Понемногу Ксения рассказывает о своей прежней жизни. Этель не просила ее об этом. Она понимает, что Ксения начала рассказывать отнюдь не потому, что решила пооткровенничать с ней, — с ее стороны это выглядело как драгоценный дар, сделанный ради их дружбы. Она говорит о большом особняке Шавировых в Санкт-Петербурге. О праздниках, которые они устраивали, — туда мог прийти любой человек: богач, крестьянин, солдат, ремесленник или художник. Она рассказывает с жаром, словно сама была на одном из таких праздников, хотя все это происходило до ее рождения, до революции, когда ее отец и мать только поженились. Тогда они верили в идеал, в наступление новой эры. Думали, что будут жить вечно. Ксения принесла пожелтевшую испачканную фотографию, — при взгляде на нее казалось, будто само время хочет стереть из памяти ту эпоху. На снимке Этель увидела мужчину с длинными волосами и романтической бородкой, жгучего брюнета в элегантном костюме. Рядом с ним — мать Ксении, красавица с короной светлых волос, в длинном белом платье с вышивкой на корсаже. «Ее зовут Мартина, — объяснила Ксения. — У нее такой наряд, потому что она из Литвы, а там девушки так ходят». Позади молодоженов можно было различить декорации фотоателье — греческий храм, висячие сады. Возникало ощущение вечного лета.
Ксения немного помолчала. Обычно ее лицо было бесстрастным, с застывшей улыбкой, она старалась всегда сохранять это выражение, но тут вдруг склонила голову на плечо Этель и сдавленным голосом, не контролируя свой акцент, произнесла: «Так сложно жить…» Между бровей у нее появилась складочка, серо-синие глаза затуманились. Она торжественно продолжила: «Жизнь порой такая сложная…» Этель сжала ей руку и обняла ее. Она понимала, что ничего не может ответить. Ее собственная жизнь, пропасть, растущая с каждым днем между отцом и матерью, ссоры из-за денег, вполне ощутимая угроза постепенно дойти до крайней нищеты — ничто по сравнению с трудностями, которые пережила Ксения: трагическая смерть отца, переезд вместе с матерью и сестрой в Германию и, наконец, прибытие во Францию, в этот огромный, сумрачный и холодный город, где им приходится вести жизнь, полную забот. Стала бы Этель меньше восхищаться Ксенией, лишись та своей тайны, окутывающей ее детство, все ее нынешнее существование?

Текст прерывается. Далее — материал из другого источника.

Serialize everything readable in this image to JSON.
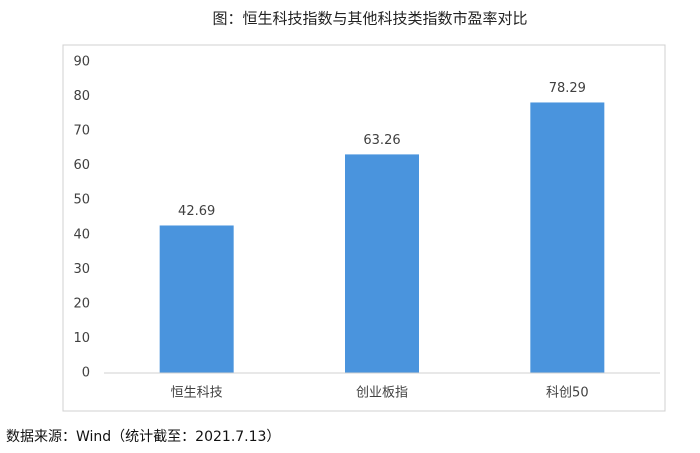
{
  "chart_data": {
    "type": "bar",
    "title": "图：恒生科技指数与其他科技类指数市盈率对比",
    "categories": [
      "恒生科技",
      "创业板指",
      "科创50"
    ],
    "values": [
      42.69,
      63.26,
      78.29
    ],
    "color": "#4a94dd",
    "ylim": [
      0,
      90
    ],
    "yticks": [
      0,
      10,
      20,
      30,
      40,
      50,
      60,
      70,
      80,
      90
    ],
    "grid": false,
    "source": "数据来源：Wind（统计截至：2021.7.13）"
  }
}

Со стороны Этель подобное сомнение было, конечно, слабостью, она прекрасно это понимала, но ничего не могла с собой поделать. Неужели любовь питается подобными химерами, разве это чувство может быть таким неискренним? Иногда Этель казалось, что она стала игрушкой своих иллюзий или этой девочки, в характере которой сочетались печаль и насмешка, наивность и цинизм.
Понемногу Этель стало ясно, что Ксении нравится доминировать и смотреть на дружбу с ней как на игру. Вскоре Ксения рассказала ей о своей матери — та работала портнихой в швейной мастерской, и о сестре Марине, подверженной приступам безумия и постоянно угрожающей самоубийством; глаза ее наполнились слезами, но, выйдя из лицея, она — то ли сожалея о своей слабости, то ли натолкнувшись на некоторую холодность со стороны Этель и избегая оставаться с ней наедине — пошла по улице, взяв за руку другую девочку. Этель замерла на месте, спрашивая себя, что такое она могла сказать или сделать, чтобы заслужить подобное обхождение…
Она вернулась домой и заперлась в комнате, отказавшись от еды. «Что с ней?» — спросила мать. Александр решительно ответил: «Девочка влюбилась, вот и всё». Этель услышала его слова через дверь и замерла на месте. Ей хотелось крикнуть: «Вы ничего не знаете, ничего не понимаете!» Позже она разобралась, что именно гложет ее сердце. Простая ревность. Ксения напоила ее этим ядом. Но она разозлилась и на саму себя. Ревность, ну конечно же! Банальное чувство. То же самое, что грызло, душило ее мать из-за певицы Мод, чувство, более подходящее юной модистке, бесприданнице, жертве! Она почувствовала тошноту. Потом, выходя из лицея, она опять встретила Ксению, прекрасную как ангел, с глазами цвета морской сини и волосами медового оттенка, заплетенными в косу, перевязанную черной бархатной лентой. Ксения была в новом платье с поясом, расшитым блестками; как ни в чем не бывало, она обняла Этель: «Видишь? Мама сшила платье, которое ты тогда придумала!» Этель почувствовала себя глупой и почти пьяной от счастья, как будто в ее тело влилось что-то горячее. Она немного отстранилась — получше рассмотреть платье Ксении: «Оно тебе очень идет». И больше ничего не смогла сказать.